« Littérature sans Frontières » est une chronique de Pierre Guelff.

« Rendez-vous au Sourire d’avril » est le titre du roman de Jacques Béal récemment publié aux Presses de la Cité.

À première vue, un titre surprenant pour cet ouvrage qui, cependant, s’inscrit parfaitement dans la collection « Terres de France », celle de sagas qui, comme le décrit de manière remarquable l’auteur, évoquent aussi « des lieux qui ressourcent, qui donnent une seconde chance dans la vie. »

Car « Au Sourire d’avril », dans les années 1950, c’est le nom d’un bistrot situé au cœur du quartier populaire Saint-Leu à l’ombre de la magnifique cathédrale d’Amiens et du premier building (trente étages !) d’Europe, non loin des célèbres hortillonnages, ces fameux « jardins sur l’eau ».

Mais, pourquoi, donc, appeler l’ancien Café Arthur par « Au Sourire d’avril » demanda une gamine à la nouvelle patronne, Louise ?

« Les bonnes questions viennent toujours des enfants », pensa-t-elle, et elle répondit aussitôt à la petite fille :

En avril, c’est le retour des beaux jours comme un sourire printanier et je veux aussi redonner du sourire toute l’année à ce quartier.

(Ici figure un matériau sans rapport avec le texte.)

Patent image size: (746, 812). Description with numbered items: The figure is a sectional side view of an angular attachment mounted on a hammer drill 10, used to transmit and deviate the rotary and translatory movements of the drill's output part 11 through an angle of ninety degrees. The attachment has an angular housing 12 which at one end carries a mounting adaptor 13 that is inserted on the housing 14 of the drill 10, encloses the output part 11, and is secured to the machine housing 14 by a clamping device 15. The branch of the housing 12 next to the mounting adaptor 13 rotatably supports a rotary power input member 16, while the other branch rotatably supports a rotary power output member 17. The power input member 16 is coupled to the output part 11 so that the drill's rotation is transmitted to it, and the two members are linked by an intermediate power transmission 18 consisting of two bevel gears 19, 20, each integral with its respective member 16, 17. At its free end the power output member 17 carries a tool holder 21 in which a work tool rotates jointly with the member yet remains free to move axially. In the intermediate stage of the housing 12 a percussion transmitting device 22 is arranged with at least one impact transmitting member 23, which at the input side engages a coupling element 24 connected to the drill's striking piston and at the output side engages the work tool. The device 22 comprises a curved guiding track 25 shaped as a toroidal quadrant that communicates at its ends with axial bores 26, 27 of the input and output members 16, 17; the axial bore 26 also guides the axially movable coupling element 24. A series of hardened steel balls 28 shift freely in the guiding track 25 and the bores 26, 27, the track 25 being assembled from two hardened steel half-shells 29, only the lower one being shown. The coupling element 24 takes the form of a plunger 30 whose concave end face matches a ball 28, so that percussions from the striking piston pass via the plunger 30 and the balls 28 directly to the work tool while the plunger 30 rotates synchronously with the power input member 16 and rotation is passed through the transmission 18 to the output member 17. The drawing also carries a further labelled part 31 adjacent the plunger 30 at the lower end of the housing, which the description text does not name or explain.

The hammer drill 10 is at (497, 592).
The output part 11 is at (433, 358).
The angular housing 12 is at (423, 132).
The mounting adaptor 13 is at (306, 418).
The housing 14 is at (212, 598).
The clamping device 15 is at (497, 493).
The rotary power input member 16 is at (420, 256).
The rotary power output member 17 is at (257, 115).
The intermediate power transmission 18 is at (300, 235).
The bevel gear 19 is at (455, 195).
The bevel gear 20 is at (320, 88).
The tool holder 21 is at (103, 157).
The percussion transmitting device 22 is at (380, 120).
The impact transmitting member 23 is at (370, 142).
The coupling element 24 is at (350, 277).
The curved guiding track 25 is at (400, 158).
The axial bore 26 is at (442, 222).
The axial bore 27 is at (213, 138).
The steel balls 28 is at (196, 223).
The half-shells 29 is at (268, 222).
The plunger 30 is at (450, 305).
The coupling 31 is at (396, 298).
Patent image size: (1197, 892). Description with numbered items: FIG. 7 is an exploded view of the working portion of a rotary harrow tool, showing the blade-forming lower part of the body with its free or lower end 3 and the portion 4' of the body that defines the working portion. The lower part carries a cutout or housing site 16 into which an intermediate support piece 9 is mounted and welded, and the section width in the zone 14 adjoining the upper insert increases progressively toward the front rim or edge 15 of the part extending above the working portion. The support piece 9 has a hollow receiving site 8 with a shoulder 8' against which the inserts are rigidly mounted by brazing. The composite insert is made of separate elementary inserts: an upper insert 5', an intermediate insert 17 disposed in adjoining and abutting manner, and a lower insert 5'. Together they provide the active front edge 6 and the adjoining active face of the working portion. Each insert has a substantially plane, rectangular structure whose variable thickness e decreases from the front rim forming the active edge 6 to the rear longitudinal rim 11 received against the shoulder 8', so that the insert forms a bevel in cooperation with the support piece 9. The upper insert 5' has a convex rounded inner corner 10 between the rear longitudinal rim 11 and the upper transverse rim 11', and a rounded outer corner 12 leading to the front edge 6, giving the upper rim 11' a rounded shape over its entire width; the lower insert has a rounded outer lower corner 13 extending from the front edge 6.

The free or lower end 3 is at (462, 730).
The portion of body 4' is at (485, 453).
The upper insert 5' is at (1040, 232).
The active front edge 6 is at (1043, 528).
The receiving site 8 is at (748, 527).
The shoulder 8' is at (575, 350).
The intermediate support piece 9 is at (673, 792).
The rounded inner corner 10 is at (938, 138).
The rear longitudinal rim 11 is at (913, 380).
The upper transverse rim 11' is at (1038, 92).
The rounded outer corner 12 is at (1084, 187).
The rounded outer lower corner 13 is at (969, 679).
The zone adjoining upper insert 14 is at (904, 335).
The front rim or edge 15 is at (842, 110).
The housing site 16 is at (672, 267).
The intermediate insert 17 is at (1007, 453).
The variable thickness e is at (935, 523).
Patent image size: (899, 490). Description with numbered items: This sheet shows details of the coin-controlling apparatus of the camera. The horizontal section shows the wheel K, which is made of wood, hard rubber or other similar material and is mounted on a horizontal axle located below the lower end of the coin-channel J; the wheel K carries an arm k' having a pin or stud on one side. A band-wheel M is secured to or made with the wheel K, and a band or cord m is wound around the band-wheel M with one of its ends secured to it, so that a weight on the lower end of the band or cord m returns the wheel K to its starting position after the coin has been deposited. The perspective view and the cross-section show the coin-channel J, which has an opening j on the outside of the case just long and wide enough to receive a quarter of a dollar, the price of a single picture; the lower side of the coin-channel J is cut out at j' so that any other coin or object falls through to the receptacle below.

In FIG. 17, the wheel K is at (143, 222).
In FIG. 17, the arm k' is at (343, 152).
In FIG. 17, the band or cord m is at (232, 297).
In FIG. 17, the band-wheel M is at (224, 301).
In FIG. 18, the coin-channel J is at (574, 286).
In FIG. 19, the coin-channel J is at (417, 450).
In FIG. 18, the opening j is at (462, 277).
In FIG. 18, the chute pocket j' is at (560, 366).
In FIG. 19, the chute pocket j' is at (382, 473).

Petit à petit, d’année en année, durant trois décennies, le lecteur va suivre l’évolution de ce café, de ce quartier, de ses habitants, de ceux qui y reviennent, de ceux qui y élisent domicile, du travail d’artisans, tantôt à la cathédrale, tantôt dans des bordels, de la lutte contre le « tout-béton » pour sauvegarder quelques jardinets, de la naissance du yé-yé et de la renaissance d’un cortège folklorique d’enfants grâce à un instituteur adepte de la méthode Freinet, du dur labeur de maraîchers, teinturiers, fromagers, laitiers, livreurs…

Au bout de cette touchante évocation à travers le temps, un cinéaste parisien, tombé amoureux de Saint-Leu, décide même de tourner un film avec un acteur célèbre et, bien entendu, avec maints habitants du quartier en tant que figurants, certains particulièrement truculents et actifs !, un film « de transmission envisageant le futur ».

Et, c’est ainsi qu’on arrive aux années 1980 et à des bouleversements notoires.

Lorsque mes pas me mèneront à nouveau à Amiens, ma visite à Saint-Leu, où l’on déguste dans un restaurant sympa des pommes de terre à toutes les sauces, le souvenir ému de Louise et des habitants de ce quartier atypique – dans le bon sens du terme, bien entendu – m’accompagnera avec une émotion certaine, preuve indéniable que ce roman m’aura touché de plein fouet !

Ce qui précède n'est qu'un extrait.